Areocleome oxalidea (spider flower)

Aim: Reference genomes (pilot)
Project initiation: Dec 2018

May 2020 update:
Areocleome had significant challenges. The Steering Committee decided to conclude the project after discussions with the project lead.

Reproduced with permission from Russell Barrett

Project collaborators:

  • Russell Barrett | Royal Botanic Gardens Sydney
  • Jacqueline Batley | University of Western Australia
  • Margaret Byrne | Biodiversity and Conservation Science, Department of Biodiversity, Conservation and Attractions WA
  • Dave Edwards | University of Western Australia
  • Philipp Bayer | University of Western Australia
  • Graham King | Southern Cross University
  • Andrea Bräutigam | Bielefeld University
  • Jocelyn Hall | University of Alberta
  • Julian M. Hibberd | University of Cambridge
  • Eric H. Roalson | Washington State University
  • M. Eric Schranz | Wageningen University
  • E.O.D (Deedi) Sogbohossou | Wageningen University

Project description:

Areocleome oxalidea is the subject of a number of ongoing studies concerning floral evolution, phylogenomics, landscape-level diversification and dispersal, and to investigate a novel independent C3/C4 photosynthesis pathway shift within Australia. C3-C4 evolution is interesting to general public and has implications for plant improvement (such as the C4 rice initiative). Areocleome is part of a rich C4 flora endemic to the deserts of Australia, thus, will provide insights into how plants historically evolved in response to significant climate change events.

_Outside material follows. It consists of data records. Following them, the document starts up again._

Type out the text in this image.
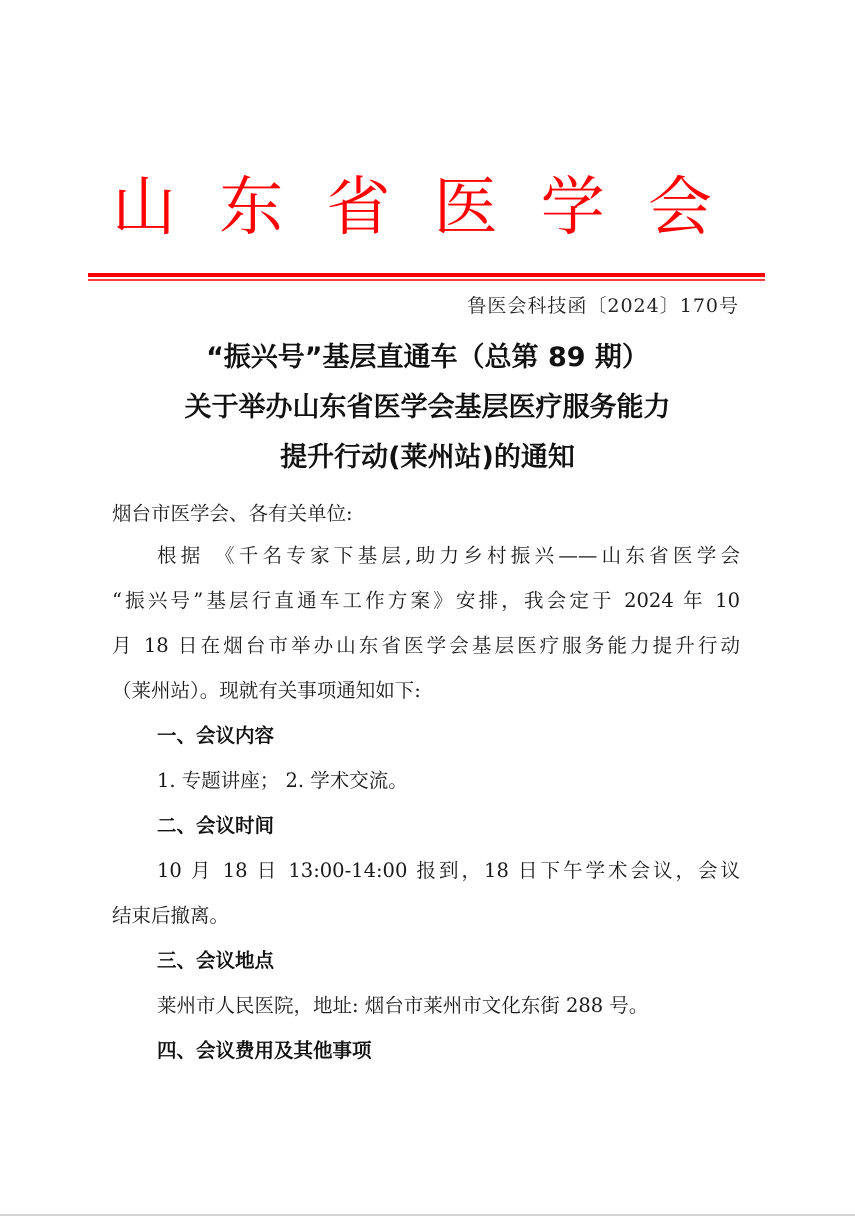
山 东 省 医 学 会
鲁医会科技函〔2024〕170号
“振兴号”基层直通车（总第 89 期）
关于举办山东省医学会基层医疗服务能力
提升行动(莱州站)的通知
烟台市医学会、各有关单位:
根据 《千名专家下基层,助力乡村振兴——山东省医学会
“振兴号”基层行直通车工作方案》安排，我会定于 2024 年 10
月 18 日在烟台市举办山东省医学会基层医疗服务能力提升行动
（莱州站）。现就有关事项通知如下:
一、会议内容
1. 专题讲座； 2. 学术交流。
二、会议时间
10 月 18 日 13:00-14:00 报到，18 日下午学术会议，会议
结束后撤离。
三、会议地点
莱州市人民医院，地址: 烟台市莱州市文化东街 288 号。
四、会议费用及其他事项
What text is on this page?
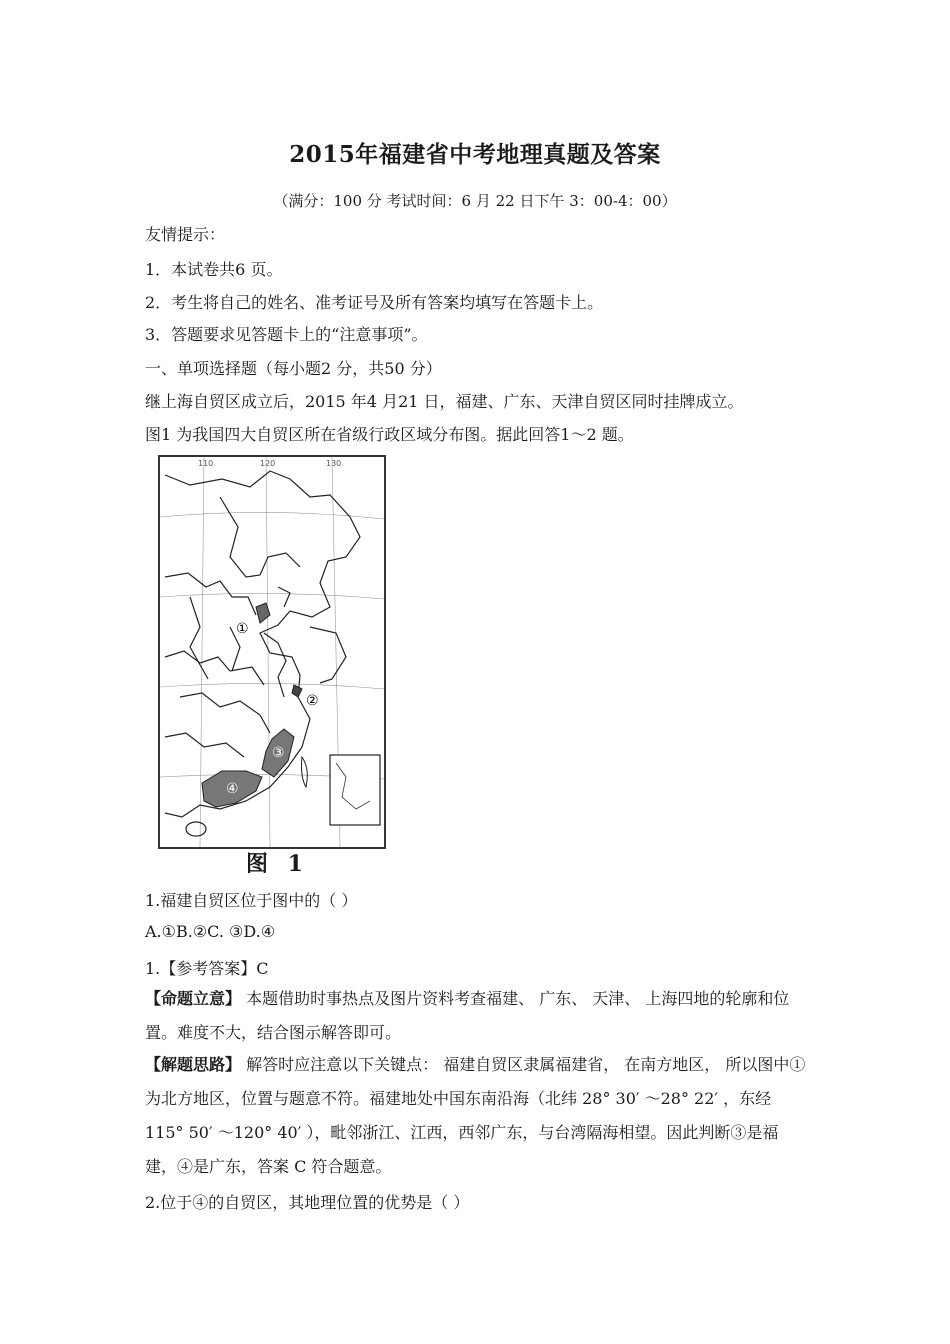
2015年福建省中考地理真题及答案
（满分：100 分 考试时间：6 月 22 日下午 3：00-4：00）
友情提示：
1．本试卷共6 页。
2．考生将自己的姓名、准考证号及所有答案均填写在答题卡上。
3．答题要求见答题卡上的“注意事项”。
一、单项选择题（每小题2 分，共50 分）
继上海自贸区成立后，2015 年4 月21 日，福建、广东、天津自贸区同时挂牌成立。
图1 为我国四大自贸区所在省级行政区域分布图。据此回答1～2 题。
110	120	130
①
②
③
④
图 1
1.福建自贸区位于图中的（ ）
A.①B.②C. ③D.④
1.【参考答案】C
【命题立意】 本题借助时事热点及图片资料考查福建、 广东、 天津、 上海四地的轮廓和位置。难度不大，结合图示解答即可。
【解题思路】 解答时应注意以下关键点： 福建自贸区隶属福建省， 在南方地区， 所以图中①为北方地区，位置与题意不符。福建地处中国东南沿海（北纬 28° 30′ ～28° 22′ ，东经 115° 50′ ～120° 40′ ），毗邻浙江、江西，西邻广东，与台湾隔海相望。因此判断③是福建，④是广东，答案 C 符合题意。
2.位于④的自贸区，其地理位置的优势是（ ）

This will be the first reference genome for Areocleome. Reference genomes will greatly expand and enhance existing genomic resources of Tarenaya, Gynandropsis and Cleome violacea. It will also greatly facilitate phylogenomic studies within an endemic clade that has undergone significant speciation across northern Australia. Also, the Cleomaceae is very valuable as an outgroup to the economically important Brassicaceae family (including the many cruciferous crops that are important to Australia).

A. oxalidea is a widespread species in northern Australia and a few seed lots are available in Australian seed banks. It is a relatively short-lived annual species that will require clonal propagation, or reliance on seed lines to maintain genetic continuity. Plants will be maintained at Kings Park & Botanic Garden in a living collection and can be cloned if required. Sample preparation will be undertaken in the labs of Dave Edwards and Jacqueline Batley or by Eric Schranz. Significant experience in genome assembly is available from Dave Edwards, M. Eric Schranz and Graham King. Genome assembly, validation and annotation, as well as subsequent additional analyses as required are routine in these research groups.